В этот момент часы пробили полдень.
— Черт побери, уже двенадцать! — всполошился он. — Ну ничего, я приду завтра. Мое почтение!
Он выбежал в переднюю, сорвал с вешалки пальто и исчез.
Борн, глядя ему вслед, удивленно приподнял и снова опустил брови.
— Это тот самый Дворжак? Он что, чуточку сумасброд?
— Нет. А может, и да, не знаю. — Гана обняла мужа, прижалась лицом к его плечу. — Я такая никчемная, Ян, такая никчемная! Люби меня, умоляю, люби изо всех сил, чтобы я не чувствовала себя такой никчемной!
Растроганный и потрясенный непривычным проявлением чувств у жены, Борн принялся горячо уверять Гану, что любит ее, как до сих пор никого не любил, ценит как женщину, патриотку, как благородного чело века; и как она могла произнести это ужасное слово, даже повторять не хочется!

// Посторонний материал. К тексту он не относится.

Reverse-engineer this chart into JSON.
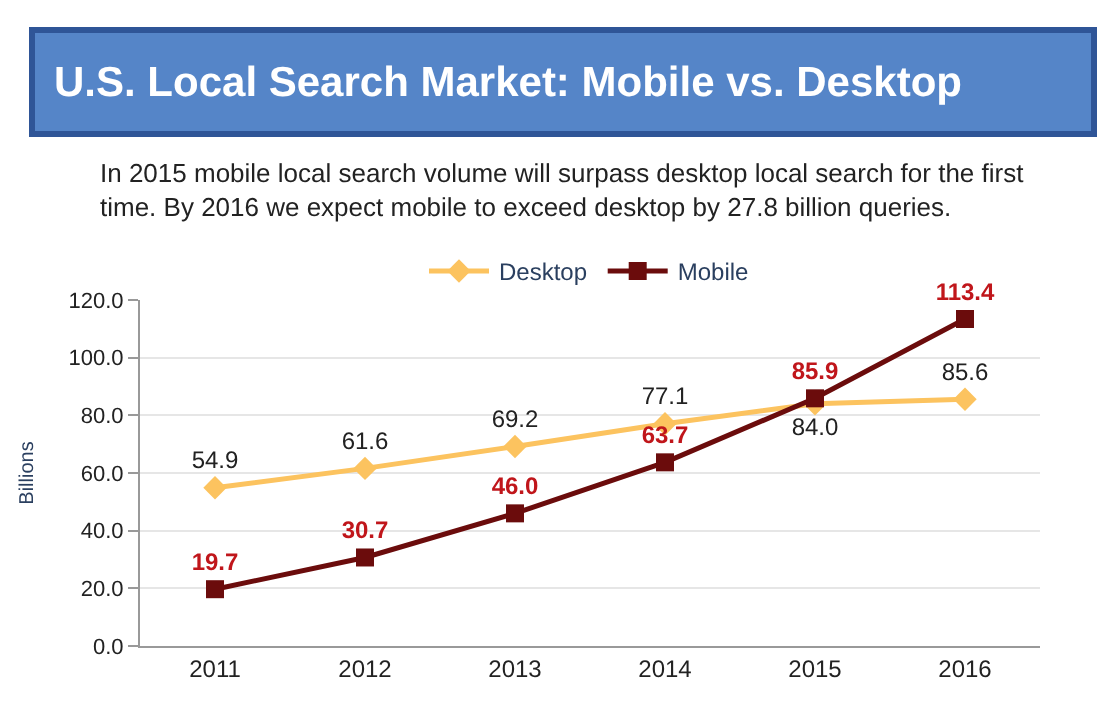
{
  "chart_data": {
    "type": "line",
    "title": "U.S. Local Search Market: Mobile vs. Desktop",
    "subtitle": "In 2015 mobile local search volume will surpass desktop local search for the first time. By 2016 we expect mobile to exceed desktop by 27.8 billion queries.",
    "ylabel": "Billions",
    "categories": [
      "2011",
      "2012",
      "2013",
      "2014",
      "2015",
      "2016"
    ],
    "series": [
      {
        "name": "Desktop",
        "color": "#fcc35f",
        "marker": "diamond",
        "values": [
          54.9,
          61.6,
          69.2,
          77.1,
          84.0,
          85.6
        ],
        "value_labels": [
          "54.9",
          "61.6",
          "69.2",
          "77.1",
          "84.0",
          "85.6"
        ]
      },
      {
        "name": "Mobile",
        "color": "#6b0c0c",
        "marker": "square",
        "values": [
          19.7,
          30.7,
          46.0,
          63.7,
          85.9,
          113.4
        ],
        "value_labels": [
          "19.7",
          "30.7",
          "46.0",
          "63.7",
          "85.9",
          "113.4"
        ]
      }
    ],
    "ylim": [
      0,
      120
    ],
    "yticks": [
      {
        "value": 0,
        "label": "0.0"
      },
      {
        "value": 20,
        "label": "20.0"
      },
      {
        "value": 40,
        "label": "40.0"
      },
      {
        "value": 60,
        "label": "60.0"
      },
      {
        "value": 80,
        "label": "80.0"
      },
      {
        "value": 100,
        "label": "100.0"
      },
      {
        "value": 120,
        "label": "120.0"
      }
    ],
    "grid": "y",
    "legend": "top",
    "line_style": "solid"
  }
}
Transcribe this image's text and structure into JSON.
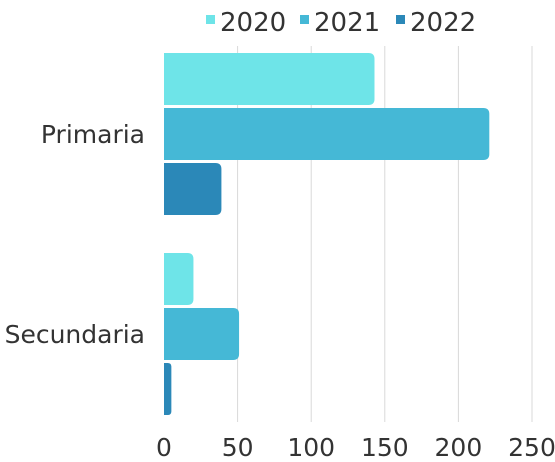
{
  "chart_data": {
    "type": "bar",
    "orientation": "horizontal",
    "categories": [
      "Primaria",
      "Secundaria"
    ],
    "series": [
      {
        "name": "2020",
        "color": "#6ee4e8",
        "values": [
          143,
          20
        ]
      },
      {
        "name": "2021",
        "color": "#45b8d6",
        "values": [
          221,
          51
        ]
      },
      {
        "name": "2022",
        "color": "#2b88b8",
        "values": [
          39,
          5
        ]
      }
    ],
    "xlim": [
      0,
      250
    ],
    "xticks": [
      0,
      50,
      100,
      150,
      200,
      250
    ],
    "grid": true,
    "legend_position": "top-center",
    "title": "",
    "xlabel": "",
    "ylabel": ""
  }
}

После полудня, в тиши своего кабинета вспомнив эту сцену, Борн подумал, каким сильным и пленительным музыкантом должен быть Дворжак, если смог так потрясти Гану. И поскольку мысль его в конце концов всегда обращалась к вещам материальным или полезным для патриотического движения, Борн нашел, что салон, о создании которого он мечтал, еще ужиная у Олоронов, можно сделать музыкальным, и выступления Дворжака были бы там как нельзя более кстати. Разумеется, необходимо будет тактично преподать ему некоторые правила хорошего тона, — в первую очередь, что в комнате не принято сидеть в шляпе. «Такие салоны есть у немцев, есть у французов, есть они и у аристократов, — размышлял Борн, — отчего бы и чехам не завести хоть один? Напрстек, кажется, упоминал, что Дворжак не только играет, но и сам пишет музыку? Как знать, что из него еще выйдет!»